The geom_histogram() geometry visualizes the distribution of a numeric variable using binned counts.

import pandas as pd

from lets_plot import *
LetsPlot.setup_html()
mpg_df = pd.read_csv("https://raw.githubusercontent.com/JetBrains/lets-plot-docs/master/data/mpg.csv")
print(mpg_df.shape)
mpg_df.head()
(234, 12)
Unnamed: 0 manufacturer model displ year cyl trans drv cty hwy fl class
0 1 audi a4 1.8 1999 4 auto(l5) f 18 29 p compact
1 2 audi a4 1.8 1999 4 manual(m5) f 21 29 p compact
2 3 audi a4 2.0 2008 4 manual(m6) f 20 31 p compact
3 4 audi a4 2.0 2008 4 auto(av) f 21 30 p compact
4 5 audi a4 2.8 1999 6 auto(l5) f 16 26 p compact
iris_df = pd.read_csv("https://raw.githubusercontent.com/JetBrains/lets-plot-docs/master/data/iris.csv")
print(iris_df.shape)
iris_df.head()
(150, 5)
sepal_length sepal_width petal_length petal_width species
0 5.1 3.5 1.4 0.2 setosa
1 4.9 3.0 1.4 0.2 setosa
2 4.7 3.2 1.3 0.2 setosa
3 4.6 3.1 1.5 0.2 setosa
4 5.0 3.6 1.4 0.2 setosa

Default Histogram#

mpg_p = ggplot(mpg_df, aes(x="hwy", fill=as_discrete("year"))) + scale_fill_discrete(format="d")
mpg_p + geom_histogram()

Binning#

Fixed Number of Bins#

mpg_p + geom_histogram(bins=10)

Fixed Bin Width#

mpg_p + geom_histogram(binwidth=2)

Custom Bins Using the breaks Parameter#

mpg_p + geom_histogram(breaks=[10, 16, 19, 24, 26, 30, 45])

Bin Alignment#

gggrid([
    mpg_p + geom_histogram(binwidth=5) + ggtitle("Default Bin Alignment"),
    mpg_p + geom_histogram(binwidth=5, center=10) + ggtitle("Bins Centered on 10"),
    mpg_p + geom_histogram(binwidth=5, boundary=10) + ggtitle("Bin Boundary at 10"),
], ncol=1)

Position Adjustments#

Interleaved Histogram#

mpg_p + geom_histogram(position='dodge')

Overlaid Semi-Transparent Histogram#

mpg_p + geom_histogram(position='identity', alpha=.5)

Parameter threshold#

The threshold parameter controls how the bin statistic is computed. When threshold=None (the default), all bins are retained.

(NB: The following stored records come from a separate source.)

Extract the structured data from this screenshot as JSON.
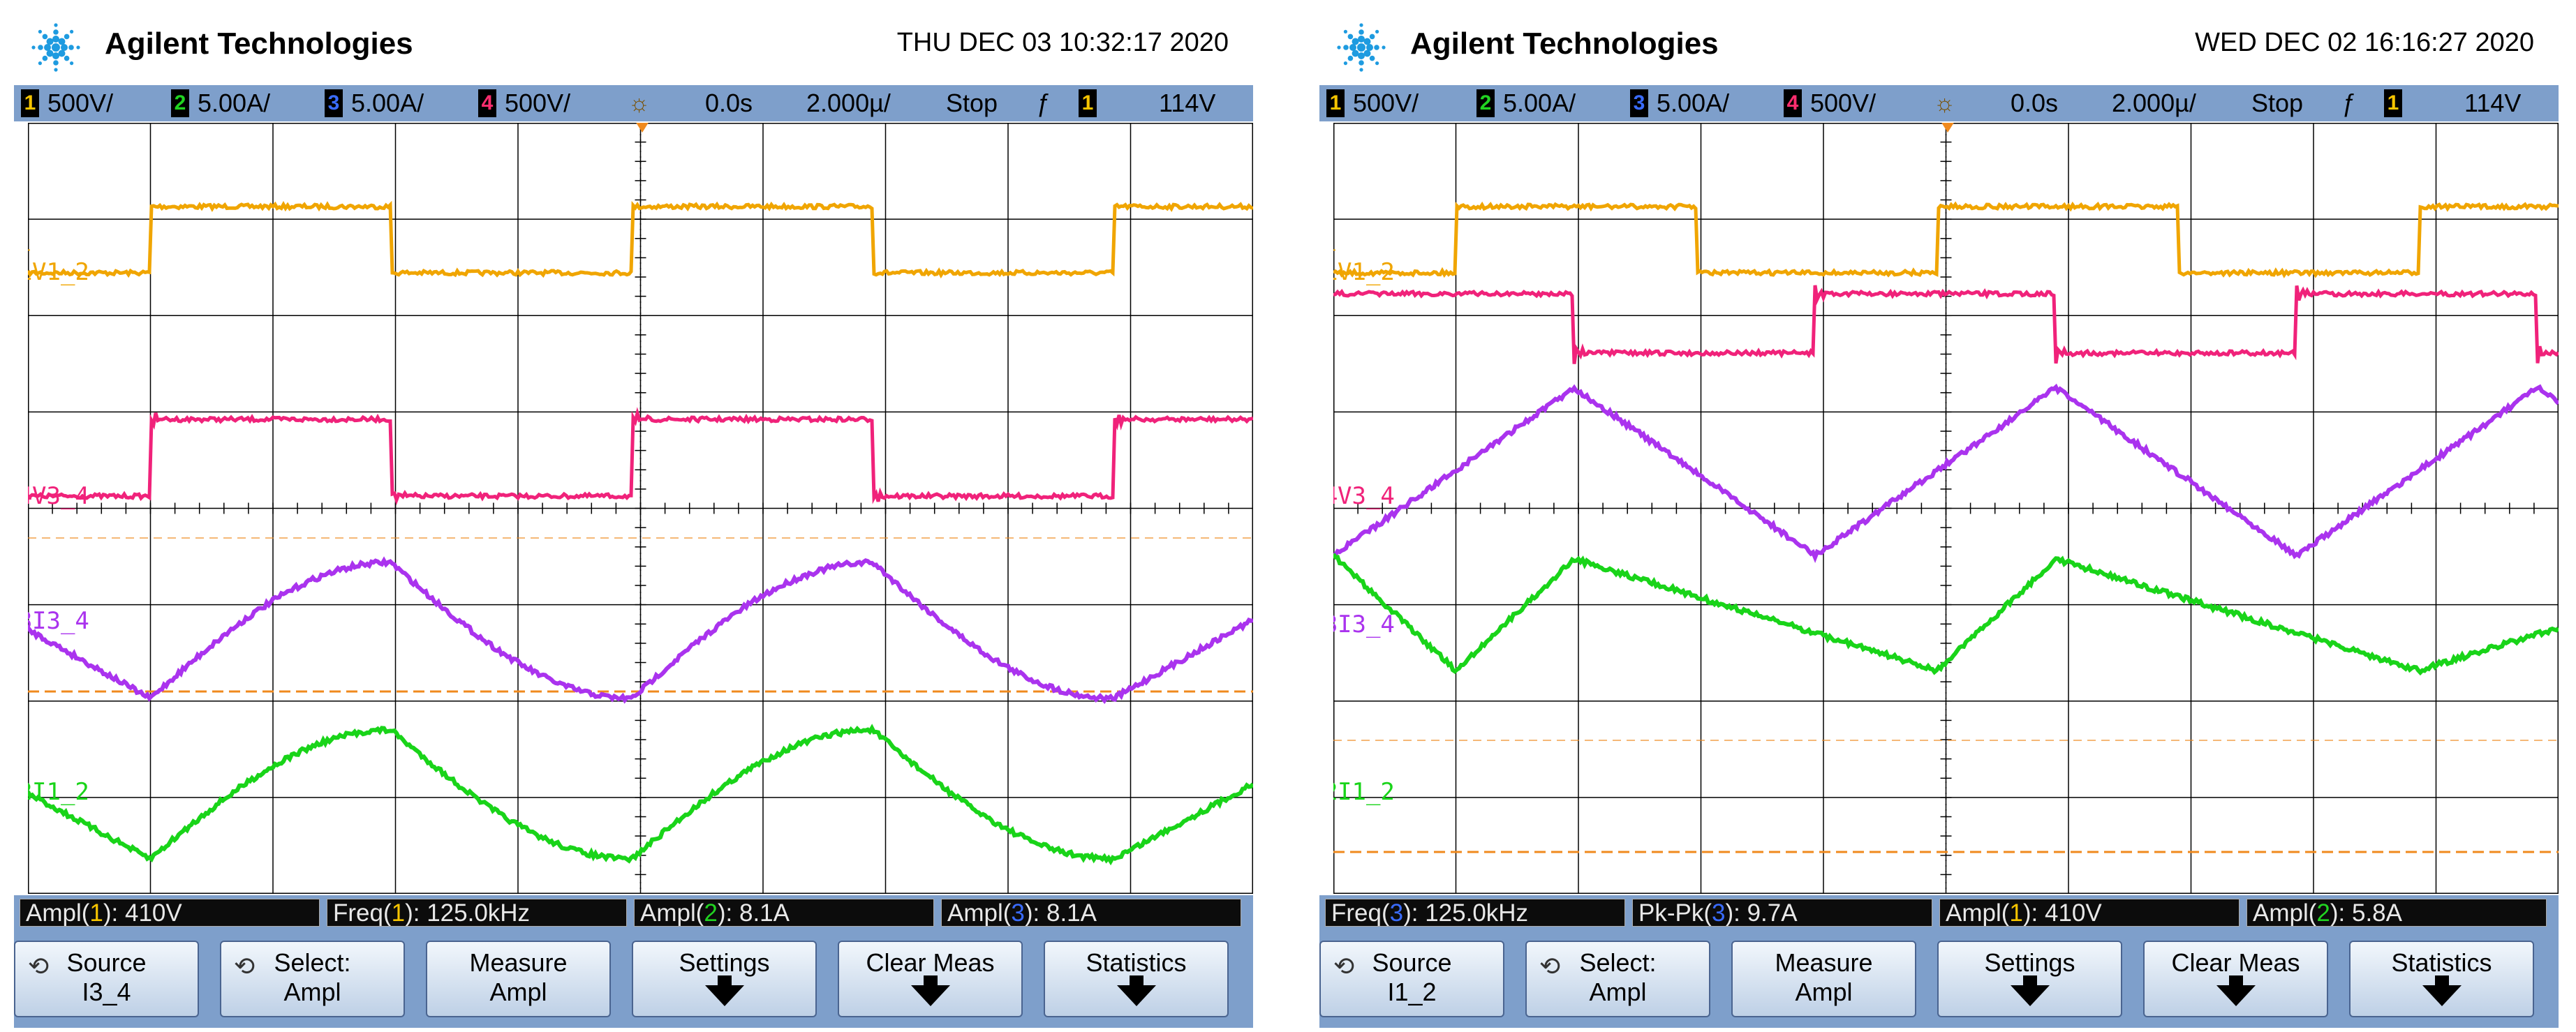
{
  "brand": "Agilent Technologies",
  "colors": {
    "ch1": "#f0a500",
    "ch2": "#19d419",
    "ch3": "#aa33ee",
    "ch4": "#f0227a",
    "grid": "#000000",
    "cursor": "#f08a1e",
    "bar": "#7e9fcb"
  },
  "screens": [
    {
      "date": "THU DEC 03 10:32:17 2020",
      "status": {
        "ch1_num": "1",
        "ch1_scale": "500V/",
        "ch2_num": "2",
        "ch2_scale": "5.00A/",
        "ch3_num": "3",
        "ch3_scale": "5.00A/",
        "ch4_num": "4",
        "ch4_scale": "500V/",
        "delay": "0.0s",
        "timebase": "2.000µ/",
        "run_state": "Stop",
        "trig_edge": "ƒ",
        "trig_src": "1",
        "trig_level": "114V"
      },
      "labels": {
        "v12": "V1_2",
        "v34": "V3_4",
        "i34": "I3_4",
        "i12": "I1_2",
        "m1": "1",
        "m4": "4",
        "m3": "3",
        "m2": "2",
        "trig": "T"
      },
      "measurements": [
        {
          "pre": "Ampl(",
          "ch": "1",
          "post": "): 410V",
          "cls": "c1"
        },
        {
          "pre": "Freq(",
          "ch": "1",
          "post": "): 125.0kHz",
          "cls": "c1"
        },
        {
          "pre": "Ampl(",
          "ch": "2",
          "post": "): 8.1A",
          "cls": "c2"
        },
        {
          "pre": "Ampl(",
          "ch": "3",
          "post": "): 8.1A",
          "cls": "c3"
        }
      ],
      "softkeys": [
        {
          "l1": "Source",
          "l2": "I3_4",
          "icon": "⟲"
        },
        {
          "l1": "Select:",
          "l2": "Ampl",
          "icon": "⟲"
        },
        {
          "l1": "Measure",
          "l2": "Ampl"
        },
        {
          "l1": "Settings",
          "l2": ""
        },
        {
          "l1": "Clear Meas",
          "l2": ""
        },
        {
          "l1": "Statistics",
          "l2": ""
        }
      ]
    },
    {
      "date": "WED DEC 02 16:16:27 2020",
      "status": {
        "ch1_num": "1",
        "ch1_scale": "500V/",
        "ch2_num": "2",
        "ch2_scale": "5.00A/",
        "ch3_num": "3",
        "ch3_scale": "5.00A/",
        "ch4_num": "4",
        "ch4_scale": "500V/",
        "delay": "0.0s",
        "timebase": "2.000µ/",
        "run_state": "Stop",
        "trig_edge": "ƒ",
        "trig_src": "1",
        "trig_level": "114V"
      },
      "labels": {
        "v12": "V1_2",
        "v34": "V3_4",
        "i34": "I3_4",
        "i12": "I1_2",
        "m1": "1",
        "m4": "4",
        "m3": "3",
        "m2": "2",
        "trig": "T"
      },
      "measurements": [
        {
          "pre": "Freq(",
          "ch": "3",
          "post": "): 125.0kHz",
          "cls": "c3"
        },
        {
          "pre": "Pk-Pk(",
          "ch": "3",
          "post": "): 9.7A",
          "cls": "c3"
        },
        {
          "pre": "Ampl(",
          "ch": "1",
          "post": "): 410V",
          "cls": "c1"
        },
        {
          "pre": "Ampl(",
          "ch": "2",
          "post": "): 5.8A",
          "cls": "c2"
        }
      ],
      "softkeys": [
        {
          "l1": "Source",
          "l2": "I1_2",
          "icon": "⟲"
        },
        {
          "l1": "Select:",
          "l2": "Ampl",
          "icon": "⟲"
        },
        {
          "l1": "Measure",
          "l2": "Ampl"
        },
        {
          "l1": "Settings",
          "l2": ""
        },
        {
          "l1": "Clear Meas",
          "l2": ""
        },
        {
          "l1": "Statistics",
          "l2": ""
        }
      ]
    }
  ]
}
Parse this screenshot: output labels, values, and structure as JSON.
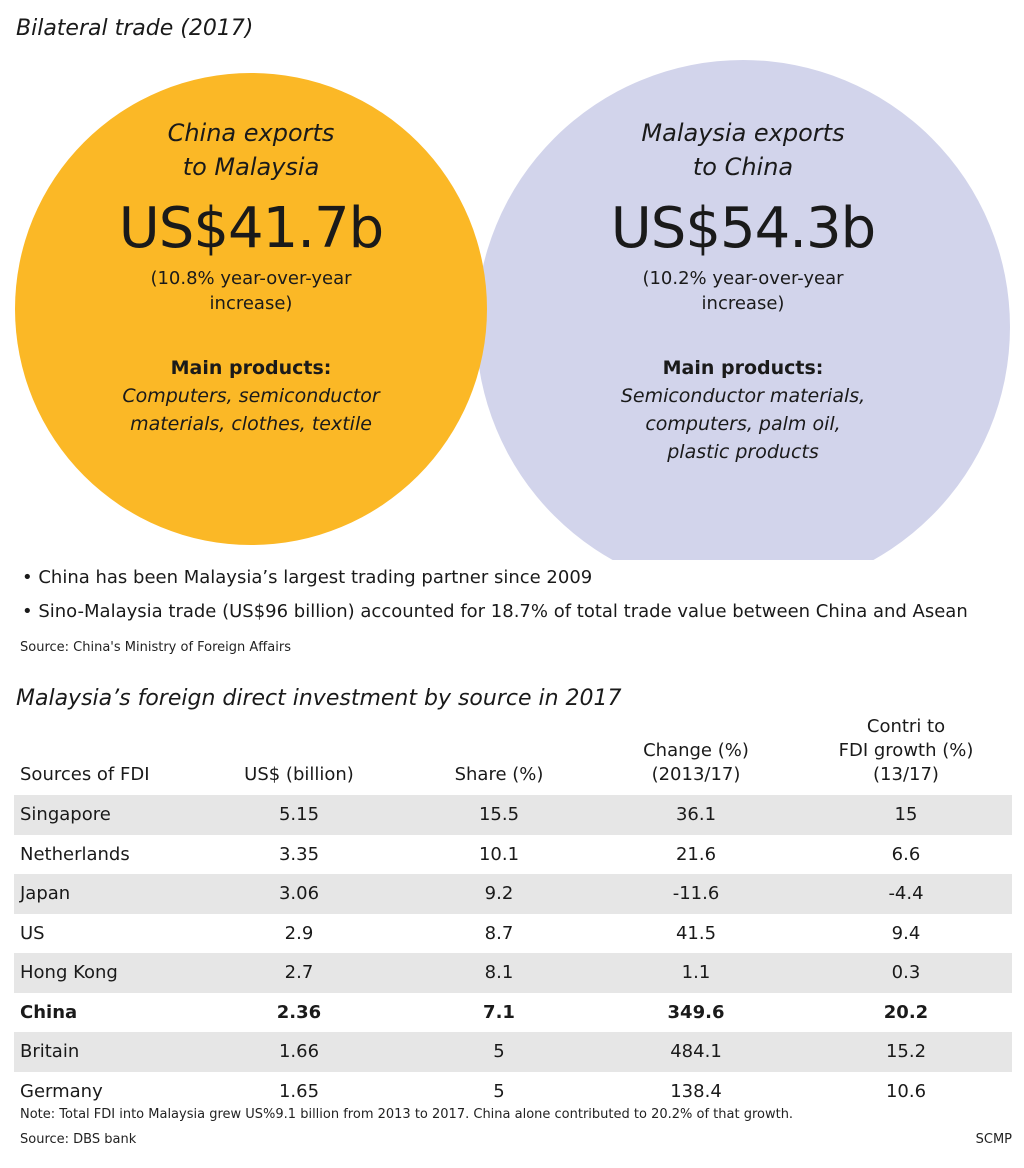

When threshold is 0 or another numeric value, bins with counts less than or equal to that value are dropped, but only if they are on the left or right edge of the histogram.

Dropping empty or low-count edge bins is particularly useful for faceted plots with free scales.

iris_p = ggplot(iris_df, aes(x="petal_length", fill="species")) + facet_wrap(facets="species", scales='free_x')

Default Faceted Histogram with Free X-axis#

Despite scales='free_x', the x-axis still appears to be shared across the plot facets.

iris_p + geom_histogram(alpha=.5)

With a Threshold#

iris_p + geom_histogram(threshold=0, alpha=.5)